Need to be close to Disney World, two nights only (11/19 - 11/21). Would prefer DVC, but any site close to Disney will work fine.

We are staying at Diamond Resorts Grande Villas 11/12 - 11/19 already.


----------



## JoshuaSr (Oct 20, 2016)

Bump...anybody have anything?


----------



## JoshuaSr (Oct 28, 2016)

Bumping one last time...anyone have any points they need to use up?


----------



## Southerngirl528 (Oct 29, 2016)

Hey Joshua, I think those dates may be tough since it's T'giving week, plus you do not indicate what size villa you are needing. I do not rent my own membership out but others that do would need to know the size villa to search for. Good luck!


----------



## Southerngirl528 (Oct 29, 2016)

I did a cursory check for you just to see if there was any availability for anyone to book and I could find no studios available for either night and only 1 bdrm available for the night of the 20th only.

Seems your only shot for DVC would be that a member already had those dates booked and saw your request & decided they would rent.....  DVC books up well in advance for more popular times of the year (and there are LOTS Of popular times of the year at Disney!!), so searching this last minute is going to be a very long shot.


----------



## avelox (Nov 2, 2016)

*Availabilty*



JoshuaSr said:


> Bumping one last time...anyone have any points they need to use up?



Hi! There is availability at the Grande Villas for the week of 11-20-16, in a 1BR (4). Do you want to spend your hard earned dollars for just 1 night there?

Also, the Grid shows availability at the Liki Tiki Village BLD 1400 for the week of 11-13 to 11-20-16 and 11-14 to 11-21-16, both weeks are as 2 BR Stnd (6). 
The Grid also shows availability at the Polynesian Isles- Phase I, in a 1 bedroom (4), for the weeks of 11-16 and 11-17-16. 

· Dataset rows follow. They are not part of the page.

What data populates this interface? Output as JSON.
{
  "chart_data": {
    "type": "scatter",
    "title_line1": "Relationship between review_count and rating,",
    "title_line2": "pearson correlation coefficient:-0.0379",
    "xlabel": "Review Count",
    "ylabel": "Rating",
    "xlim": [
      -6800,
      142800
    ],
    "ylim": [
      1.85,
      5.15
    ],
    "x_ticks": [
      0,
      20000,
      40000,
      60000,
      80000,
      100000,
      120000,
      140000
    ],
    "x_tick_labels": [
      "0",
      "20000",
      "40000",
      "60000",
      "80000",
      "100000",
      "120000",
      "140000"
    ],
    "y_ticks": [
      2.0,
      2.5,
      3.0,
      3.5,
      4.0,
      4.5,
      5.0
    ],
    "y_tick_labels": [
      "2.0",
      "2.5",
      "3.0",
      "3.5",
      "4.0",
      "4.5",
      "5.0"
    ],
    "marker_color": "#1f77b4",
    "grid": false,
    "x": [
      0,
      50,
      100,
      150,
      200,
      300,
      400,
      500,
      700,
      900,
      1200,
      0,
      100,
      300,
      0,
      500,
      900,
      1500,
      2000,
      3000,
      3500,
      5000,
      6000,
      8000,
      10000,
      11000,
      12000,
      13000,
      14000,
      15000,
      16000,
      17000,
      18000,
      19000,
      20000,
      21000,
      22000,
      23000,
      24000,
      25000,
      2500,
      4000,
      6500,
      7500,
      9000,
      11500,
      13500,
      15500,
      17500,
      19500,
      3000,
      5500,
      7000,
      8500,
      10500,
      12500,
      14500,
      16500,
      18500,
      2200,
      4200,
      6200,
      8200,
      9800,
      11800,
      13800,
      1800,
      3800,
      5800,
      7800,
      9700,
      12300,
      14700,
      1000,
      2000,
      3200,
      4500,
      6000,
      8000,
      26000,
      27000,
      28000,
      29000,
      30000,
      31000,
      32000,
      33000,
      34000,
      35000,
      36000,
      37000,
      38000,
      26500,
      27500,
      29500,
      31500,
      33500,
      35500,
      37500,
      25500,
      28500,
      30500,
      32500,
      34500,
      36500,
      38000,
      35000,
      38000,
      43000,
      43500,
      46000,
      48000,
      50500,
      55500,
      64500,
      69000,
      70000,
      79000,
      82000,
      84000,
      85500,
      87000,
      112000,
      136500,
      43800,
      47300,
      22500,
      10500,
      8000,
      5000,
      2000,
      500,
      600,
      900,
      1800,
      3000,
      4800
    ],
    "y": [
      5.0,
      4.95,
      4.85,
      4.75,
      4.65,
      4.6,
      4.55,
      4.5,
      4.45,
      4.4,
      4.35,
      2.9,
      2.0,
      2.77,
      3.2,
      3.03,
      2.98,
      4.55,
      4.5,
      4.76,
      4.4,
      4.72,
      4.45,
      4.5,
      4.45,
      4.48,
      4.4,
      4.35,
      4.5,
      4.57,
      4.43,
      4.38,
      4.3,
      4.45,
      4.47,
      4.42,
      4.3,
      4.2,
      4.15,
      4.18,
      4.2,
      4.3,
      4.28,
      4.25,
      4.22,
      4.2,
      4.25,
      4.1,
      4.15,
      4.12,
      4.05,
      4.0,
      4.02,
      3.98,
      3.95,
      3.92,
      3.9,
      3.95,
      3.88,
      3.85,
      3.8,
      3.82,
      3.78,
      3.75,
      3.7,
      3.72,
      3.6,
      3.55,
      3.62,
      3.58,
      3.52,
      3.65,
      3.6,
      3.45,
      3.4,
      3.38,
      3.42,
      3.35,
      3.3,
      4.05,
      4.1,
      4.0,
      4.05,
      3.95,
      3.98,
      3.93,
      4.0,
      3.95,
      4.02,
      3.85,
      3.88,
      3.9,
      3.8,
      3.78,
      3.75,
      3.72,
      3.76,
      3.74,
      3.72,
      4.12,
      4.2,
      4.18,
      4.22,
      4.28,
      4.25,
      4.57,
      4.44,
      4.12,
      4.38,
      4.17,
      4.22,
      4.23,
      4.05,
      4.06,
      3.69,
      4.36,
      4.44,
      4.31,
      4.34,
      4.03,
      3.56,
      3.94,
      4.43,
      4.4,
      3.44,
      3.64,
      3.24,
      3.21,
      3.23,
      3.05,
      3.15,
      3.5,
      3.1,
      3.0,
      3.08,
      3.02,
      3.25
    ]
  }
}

If you are sincere and want to splurge on 1 week in a Diamond property for just 2 nights, then PM me, today! I will expect you to become a TUG Member before you contact me. 
Good luck! :whoopie:


----------



## DeniseM (Nov 2, 2016)

Clarification - the maximum price in this forum is $100 per night.  When you post an offer here, you are agreeing to that limit.

Also, RCI does not permit the rental of exchanges, and the rules posted at the top of this forum ask that exchanges not be posted here.


----------



## grey678 (Nov 12, 2016)

*grey678*



JoshuaSr said:


> Need to be close to Disney World, two nights only (11/19 - 11/21). Would prefer DVC, but any site close to Disney will work fine.
> 
> We are staying at Diamond Resorts Grande Villas 11/12 - 11/19 already.



Have Wyndham Cypress Palms in Kissmissee, for 7 nights Nov 18-25 for $700
This resort is approx. 20 minutes from the parks, has a shuttle if you need one for a fee.  Also has a complimentary shuttle to the grocery.  Walking distance to several well known restaurants.   Just remodeled units.
Something came up at work and can't go.......  Stay the extra week and enjoy Thanksgiving  pm me please


----------



## Tank (Nov 12, 2016)

Hello Josh
I sent you a message about this, I can get it $50 cheaper at this time, let me know
Dave


----------